I persevered in the reading and did not let my mind wander until I found this encouraging theme: Set your desires on the greater gifts. And I will show you the way which surpasses all others. For the Apostle insists that the greater gifts are nothing at all without love and that this same love is surely the best path leading directly to God. At length I had found peace of mind.
When I had looked upon the mystical body of the Church, I recognised myself in none of the members which St Paul described, and what is more, I desired to distinguish myself more favourably within the whole body. Love appeared to me to be the hinge for my vocation. Indeed I knew that the Church had a body composed of various members, but in this body the necessary and more noble member was not lacking; I knew that the Church had a heart and that such a heart appeared to be aflame with love. I knew that one love drove the members of the Church to action, that if this love were extinguished, the apostles would have proclaimed the Gospel no longer, the martyrs would have shed their blood no more. I saw and realised that love sets off the bounds of all vocations, that love is everything, that this same love embraces every time and every place. In a word, that love is everlasting.
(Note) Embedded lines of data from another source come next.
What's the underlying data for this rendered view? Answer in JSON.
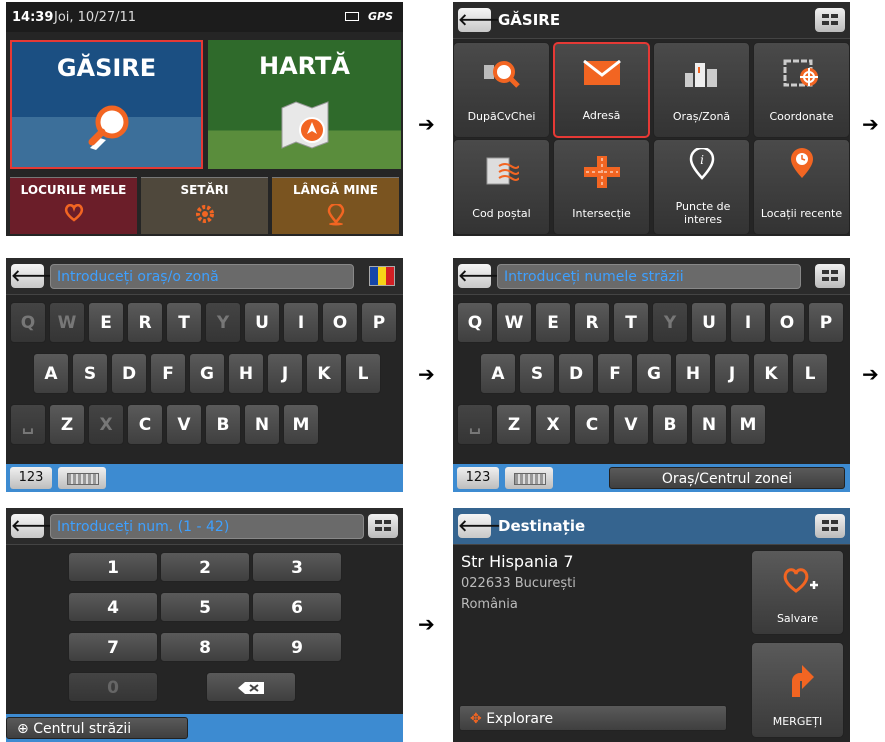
{
  "panel1": {
    "time": "14:39",
    "date": "Joi, 10/27/11",
    "gps": "GPS",
    "find_label": "GĂSIRE",
    "map_label": "HARTĂ",
    "my_places_label": "LOCURILE MELE",
    "settings_label": "SETĂRI",
    "near_me_label": "LÂNGĂ MINE"
  },
  "panel2": {
    "title": "GĂSIRE",
    "categories": [
      {
        "label": "DupăCvChei",
        "icon": "search-icon"
      },
      {
        "label": "Adresă",
        "icon": "envelope-icon",
        "selected": true
      },
      {
        "label": "Oraș/Zonă",
        "icon": "city-icon"
      },
      {
        "label": "Coordonate",
        "icon": "crosshair-icon"
      },
      {
        "label": "Cod poștal",
        "icon": "postal-icon"
      },
      {
        "label": "Intersecție",
        "icon": "intersection-icon"
      },
      {
        "label": "Puncte de interes",
        "icon": "info-pin-icon"
      },
      {
        "label": "Locații recente",
        "icon": "clock-pin-icon"
      }
    ]
  },
  "panel3": {
    "placeholder": "Introduceți oraș/o zonă",
    "row1": [
      "Q",
      "W",
      "E",
      "R",
      "T",
      "Y",
      "U",
      "I",
      "O",
      "P"
    ],
    "row2": [
      "A",
      "S",
      "D",
      "F",
      "G",
      "H",
      "J",
      "K",
      "L"
    ],
    "row3": [
      "␣",
      "Z",
      "X",
      "C",
      "V",
      "B",
      "N",
      "M"
    ],
    "num_label": "123"
  },
  "panel4": {
    "placeholder": "Introduceți numele străzii",
    "row1": [
      "Q",
      "W",
      "E",
      "R",
      "T",
      "Y",
      "U",
      "I",
      "O",
      "P"
    ],
    "row2": [
      "A",
      "S",
      "D",
      "F",
      "G",
      "H",
      "J",
      "K",
      "L"
    ],
    "row3": [
      "␣",
      "Z",
      "X",
      "C",
      "V",
      "B",
      "N",
      "M"
    ],
    "num_label": "123",
    "city_center_label": "Oraș/Centrul zonei"
  },
  "panel5": {
    "placeholder": "Introduceți num. (1 - 42)",
    "keys": [
      "1",
      "2",
      "3",
      "4",
      "5",
      "6",
      "7",
      "8",
      "9",
      "0"
    ],
    "street_center_label": "Centrul străzii"
  },
  "panel6": {
    "title": "Destinație",
    "street": "Str Hispania 7",
    "postal_city": "022633 București",
    "country": "România",
    "save_label": "Salvare",
    "go_label": "MERGEȚI",
    "explore_label": "Explorare"
  },
  "colors": {
    "accent_blue": "#3d8bd1",
    "select_red": "#e53935",
    "icon_orange": "#f26522"
  }
}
Then, nearly ecstatic with the supreme joy in my soul, I proclaimed: O Jesus, my love, at last I have found my calling: my call is love. Certainly I have found my place in the Church, and you gave me that very place, my God. In the heart of the Church, my mother, I will be love, and thus I will be all things, as my desire finds its direction.”

Her love transformed all she did, however small, into a gift for God.